00:22Juste avant son départ pour la Suède, il a déclaré que les pays qui refusent de soutenir les États-Unis
00:26dans le Golfe
00:27ne méritent pas de faire partie de l'Alliance.
00:30Il vise spécifiquement l'Espagne, qui a refusé d'autoriser les États-Unis à utiliser ses bases
00:35dans le cadre d'opérations contre l'Iran.
00:38Donald Trump a été très déçu par cette attitude.
00:40Le secrétaire d'État américain évoque aussi hier un réexamen de la relation entre les États-Unis et l'OTAN.
00:47La question de fond, c'est le niveau de désengagement potentiel des États-Unis en Europe.
00:52Là, on craint des décisions un peu violentes.
00:55Oui, selon les sources de Reuters, Washington se prépare à annoncer aux alliés
00:59qu'ils vont réduire l'ensemble des capacités militaires américaines en Europe.
01:03Marco Rubio pourrait notamment annoncer aujourd'hui une diminution de la cavalerie,
01:08c'est-à-dire des renforts américains mobilisables en moins de 180 jours en cas de conflit en Europe.
01:13Mais pour le moment, il n'a pas annoncé de retrait supplémentaire de troupes
01:17parmi les 80 000 soldats américains stationnés sur le vieux continent.
01:21Les États-Unis annoncent même hier l'envoi de 5 000 troupes supplémentaires en Pologne
01:25en raison de la bonne relation entre l'administration Trump et le président polonais nationaliste Karol Navrochi.
01:32En réalité, les États-Unis menacent l'OTAN et laissent planer le doute sur leur désengagement en Europe,
01:38comme ils l'ont fait ces derniers mois et ces dernières années,
01:41récompensant d'un côté les pays qui sont dans leur bonne grâce comme la Pologne
01:44et punissant de l'autre les pays qui les contrarient,
01:47comme l'Allemagne où le retrait de troupes américaines cette semaine
01:50est lié aux critiques du chancelier Friedrich Merz sur la guerre en Iran.
01:54Alors que répond l'OTAN ?
01:55De son côté, Marc Routteux, le secrétaire général de l'Alliance,
01:59continue d'essayer à la fois de satisfaire les demandes américaines
02:02et de réduire la dépendance aux États-Unis.
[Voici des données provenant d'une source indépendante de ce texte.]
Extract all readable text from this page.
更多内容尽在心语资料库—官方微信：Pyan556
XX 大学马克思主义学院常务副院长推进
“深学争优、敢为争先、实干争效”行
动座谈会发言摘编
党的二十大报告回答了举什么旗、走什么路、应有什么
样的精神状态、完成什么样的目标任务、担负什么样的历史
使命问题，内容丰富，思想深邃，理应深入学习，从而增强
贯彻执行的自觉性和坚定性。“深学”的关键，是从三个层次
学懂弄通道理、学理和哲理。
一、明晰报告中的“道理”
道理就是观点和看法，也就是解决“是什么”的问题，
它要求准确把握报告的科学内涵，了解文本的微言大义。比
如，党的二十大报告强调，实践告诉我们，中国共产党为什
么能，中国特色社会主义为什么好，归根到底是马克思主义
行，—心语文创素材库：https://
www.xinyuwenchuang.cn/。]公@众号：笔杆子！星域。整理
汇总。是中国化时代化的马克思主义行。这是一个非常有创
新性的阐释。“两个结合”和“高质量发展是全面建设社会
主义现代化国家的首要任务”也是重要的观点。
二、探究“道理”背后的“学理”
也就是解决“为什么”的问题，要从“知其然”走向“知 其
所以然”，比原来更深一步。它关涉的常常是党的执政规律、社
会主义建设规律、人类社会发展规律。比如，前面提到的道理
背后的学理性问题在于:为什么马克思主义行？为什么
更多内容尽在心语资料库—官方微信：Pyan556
02:05Il dénonçait hier les nombreux pays de l'OTAN
02:08qui ne consacrent pas assez de moyens financiers pour l'Ukraine
02:11et demandent aux pays membres d'investir plus dans leur défense.
02:14Et il n'est pas le seul.
02:16Le Premier ministre suédois qui accueille cette réunion de l'OTAN aujourd'hui
02:20déclarait « Nous sommes pleinement conscients
02:23que l'Europe doit augmenter ses dépenses et renforcer ses capacités militaires.
02:27En Suède, nous sommes déterminés à jouer notre rôle
02:29et à atteindre l'objectif de 5% de dépenses de défense d'ici 2030. »
02:34Selon des diplomates, Marc Routteux s'apprête aussi
02:36à annoncer plusieurs contrats d'armement avec les États-Unis.
02:40Et au-delà de ces investissements,
02:42l'administration Trump pousse aussi pour une participation de l'OTAN
02:45au déblocage du détroit d'Hormuz.
02:47Pour le moment, aucune décision n'a été prise.
02:49J'y réfléchis, assure le commandant suprême des forces de l'OTAN.
02:53Merci beaucoup Mathilde Chaminade.